SQL Server CE what is really happening with @threshold and identity ranges?

Folks, as this question relates to IDENTITY columns and merge replication, if I may ask you to refrain from answering with "use GUIDs instead". I'm acutely aware of the benefits and limitations of both and have been using SQL replication with CE since SQL Server 2000. Very occasionally I get surprised. This is such a case.

This is a complex description of the problem so please bear with me.

Below is an extract from here https://msdn.microsoft.com/en-us/library/ms152543.aspx and is what I've always understood with regard to identity ranges and thresholds.

"Subscribers running SQL Server Compact or previous versions of SQL Server are assigned only the primary range; assignment of new ranges is controlled by the @threshold parameter. Additionally, a republishing Subscriber has only the range specified in the @identity_range parameter; it must use this range for local changes and for changes at Subscribers that synchronize with the republishing Subscriber. For example, you could specify 10000 for @pub_identity_range, 500000 for @identity_range and 80 percent for @threshold. After 8000 inserts at a Subscriber (80 percent of 10000), the Publisher is assigned a new range. When a new range is assigned, there will be a gap in the identity range values in the table. Specifying a higher threshold results in smaller gaps, but the system is less fault-tolerant: if the Merge Agent cannot run for some reason, a Subscriber could more easily run out of identities."

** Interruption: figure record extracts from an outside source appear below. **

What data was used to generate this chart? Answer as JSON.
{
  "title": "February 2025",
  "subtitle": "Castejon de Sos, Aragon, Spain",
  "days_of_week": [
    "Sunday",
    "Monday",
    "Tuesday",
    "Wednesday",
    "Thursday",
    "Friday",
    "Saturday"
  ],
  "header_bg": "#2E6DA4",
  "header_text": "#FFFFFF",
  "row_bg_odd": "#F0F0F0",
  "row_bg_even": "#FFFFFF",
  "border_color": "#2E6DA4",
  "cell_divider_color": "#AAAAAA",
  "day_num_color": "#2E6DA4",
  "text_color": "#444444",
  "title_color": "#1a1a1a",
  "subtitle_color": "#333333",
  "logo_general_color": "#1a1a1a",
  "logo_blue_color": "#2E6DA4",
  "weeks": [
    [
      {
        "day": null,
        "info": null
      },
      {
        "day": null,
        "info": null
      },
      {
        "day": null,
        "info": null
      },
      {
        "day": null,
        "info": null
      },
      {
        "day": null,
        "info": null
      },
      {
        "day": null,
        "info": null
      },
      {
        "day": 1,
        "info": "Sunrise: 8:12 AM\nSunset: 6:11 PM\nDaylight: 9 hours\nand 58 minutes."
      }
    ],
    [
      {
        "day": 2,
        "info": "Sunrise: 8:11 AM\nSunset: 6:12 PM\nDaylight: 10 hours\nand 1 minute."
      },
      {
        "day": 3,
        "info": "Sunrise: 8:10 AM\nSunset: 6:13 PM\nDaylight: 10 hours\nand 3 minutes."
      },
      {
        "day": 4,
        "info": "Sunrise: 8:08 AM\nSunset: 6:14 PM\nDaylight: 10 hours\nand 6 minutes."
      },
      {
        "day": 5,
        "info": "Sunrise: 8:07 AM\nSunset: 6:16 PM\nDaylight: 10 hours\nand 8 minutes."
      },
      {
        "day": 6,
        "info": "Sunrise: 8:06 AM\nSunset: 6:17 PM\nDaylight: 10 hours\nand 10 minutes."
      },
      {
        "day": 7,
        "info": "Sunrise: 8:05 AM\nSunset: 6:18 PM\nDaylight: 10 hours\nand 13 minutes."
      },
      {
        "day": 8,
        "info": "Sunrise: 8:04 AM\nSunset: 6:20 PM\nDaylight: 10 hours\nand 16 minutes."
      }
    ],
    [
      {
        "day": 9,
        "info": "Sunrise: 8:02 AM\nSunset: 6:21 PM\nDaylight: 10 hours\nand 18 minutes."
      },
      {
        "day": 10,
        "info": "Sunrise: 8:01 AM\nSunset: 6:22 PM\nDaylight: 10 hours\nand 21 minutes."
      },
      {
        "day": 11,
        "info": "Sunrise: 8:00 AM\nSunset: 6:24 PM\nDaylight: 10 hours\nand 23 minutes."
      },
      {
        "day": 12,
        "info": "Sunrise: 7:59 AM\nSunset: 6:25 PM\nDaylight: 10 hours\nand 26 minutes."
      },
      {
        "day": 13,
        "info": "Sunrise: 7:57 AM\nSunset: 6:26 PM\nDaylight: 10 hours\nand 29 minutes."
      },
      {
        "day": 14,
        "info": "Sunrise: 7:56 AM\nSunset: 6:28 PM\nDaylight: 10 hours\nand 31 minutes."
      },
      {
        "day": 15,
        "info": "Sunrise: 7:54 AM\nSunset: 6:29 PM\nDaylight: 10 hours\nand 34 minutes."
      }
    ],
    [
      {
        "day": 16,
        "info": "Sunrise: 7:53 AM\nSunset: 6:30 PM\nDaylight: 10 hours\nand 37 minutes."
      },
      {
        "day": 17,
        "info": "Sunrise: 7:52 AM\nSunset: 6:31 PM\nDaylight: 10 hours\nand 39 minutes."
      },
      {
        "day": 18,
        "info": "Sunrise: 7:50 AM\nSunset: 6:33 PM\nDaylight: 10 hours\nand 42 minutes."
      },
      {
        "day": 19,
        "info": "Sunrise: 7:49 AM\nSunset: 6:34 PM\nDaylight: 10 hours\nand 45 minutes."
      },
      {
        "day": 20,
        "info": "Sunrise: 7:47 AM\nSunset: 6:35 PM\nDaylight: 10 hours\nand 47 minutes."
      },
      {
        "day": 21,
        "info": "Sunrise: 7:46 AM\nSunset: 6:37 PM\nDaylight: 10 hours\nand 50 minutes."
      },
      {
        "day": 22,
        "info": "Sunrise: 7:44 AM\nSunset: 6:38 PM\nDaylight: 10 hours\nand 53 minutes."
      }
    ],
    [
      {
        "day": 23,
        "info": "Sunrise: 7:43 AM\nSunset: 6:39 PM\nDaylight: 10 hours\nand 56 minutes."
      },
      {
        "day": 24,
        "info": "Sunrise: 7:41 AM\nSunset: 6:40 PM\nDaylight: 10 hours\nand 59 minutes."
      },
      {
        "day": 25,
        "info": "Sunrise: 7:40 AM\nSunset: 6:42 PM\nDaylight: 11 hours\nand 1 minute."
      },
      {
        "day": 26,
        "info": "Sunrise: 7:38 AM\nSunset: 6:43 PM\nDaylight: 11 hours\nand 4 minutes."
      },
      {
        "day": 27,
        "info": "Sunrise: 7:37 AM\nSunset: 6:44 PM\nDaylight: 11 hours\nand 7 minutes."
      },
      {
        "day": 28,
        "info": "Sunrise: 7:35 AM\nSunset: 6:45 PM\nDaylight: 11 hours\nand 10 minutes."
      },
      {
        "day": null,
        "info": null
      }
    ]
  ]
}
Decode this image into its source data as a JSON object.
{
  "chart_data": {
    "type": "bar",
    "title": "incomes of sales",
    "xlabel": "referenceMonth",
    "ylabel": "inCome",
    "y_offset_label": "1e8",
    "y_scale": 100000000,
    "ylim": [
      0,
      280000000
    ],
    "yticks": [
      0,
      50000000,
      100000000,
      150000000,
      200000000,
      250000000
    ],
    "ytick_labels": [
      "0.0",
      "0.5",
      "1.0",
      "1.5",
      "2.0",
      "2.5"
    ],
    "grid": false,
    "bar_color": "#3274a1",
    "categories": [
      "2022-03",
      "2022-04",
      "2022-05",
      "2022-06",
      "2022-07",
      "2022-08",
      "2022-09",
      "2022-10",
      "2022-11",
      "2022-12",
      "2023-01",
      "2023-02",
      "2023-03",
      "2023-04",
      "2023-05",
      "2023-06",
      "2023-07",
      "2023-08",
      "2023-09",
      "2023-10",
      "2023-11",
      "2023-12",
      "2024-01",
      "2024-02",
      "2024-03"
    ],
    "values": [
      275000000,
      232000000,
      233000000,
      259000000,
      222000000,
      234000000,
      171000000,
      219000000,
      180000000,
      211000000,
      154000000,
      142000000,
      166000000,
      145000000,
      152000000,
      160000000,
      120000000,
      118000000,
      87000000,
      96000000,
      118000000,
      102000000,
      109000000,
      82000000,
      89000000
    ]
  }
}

If was assume this is true for the moment we'll get to the start of my problem.

To help users using our application we have been using a variation of the following query to let clients know they might run out of identities if they keep going and to initiate a sync to get a new range.

SELECT 
    AUTOINC_MAX, AUTOINC_NEXT, AUTOINC_MAX-AUTOINC_NEXT 
FROM 
    INFORMATION_SCHEMA.COLUMNS 
WHERE 
    TABLE_NAME = N'Asset'

AUTOINC_MAX | AUTOINC_NEXT | AUTOINC_MAX-AUTOINC_NEXT
------------+--------------+-------------------------
3081898     |   3080899    |        999

By evaluating AUTOINC_MAX - AUTOINC_NEXT (= 999) we can see when we're getting low on IDs

In code we are looking at AUTOINC_MAX - AUTOINC_MIN which gives the allocated range. Using the default threshold of 80% and the remaining range we can advise clients to sync if they look like running out.

However this is where what I've thought to be true fails in practice. Referring to the Microsoft details above this sentence stands out "When a new range is assigned, there will be a gap in the identity range values in the table."

I take this to mean the following

If our user has an identity range of 0-1000 IDs and uses IDs up to 801. On next sync the user will be allocated the next range of 1001-2000(we are assuming one subscriber for illustration). As a result of the sync the next ID used will be 1001 leaving a gap from 802-1000.

Firstly please let me know if my understanding is wrong.

Secondly though, this is not what we're seeing in practice.

In practice what we are seeing, based on the example above, post sync and subsequent inserts, is the balance of the IDs being used until we fully expend the original range. THEN upon expending the range AUTOINC-MIN, -MAX and -NEXT are all updated to the new range. No additional syncs have occurred.

Below is an example.

In the target table the last ID used is 3080899

To simulate usage the following query was used

INSERT INTO Asset (lInstID, lTypeID, sUsrName, lUsrID, dCreated, dAudit,  sStatus)
    SELECT 
        lInstID, lTypeID, sUsrName, lusrID, dCreated, dAudit, sStatus
    FROM 
        Asset 
    WHERE 
        lAssetID = 3080899

After insert the next ID value used is 3080900 (as expected e.g. AUTOINC_NEXT = 3080899, + 1 = 3080900)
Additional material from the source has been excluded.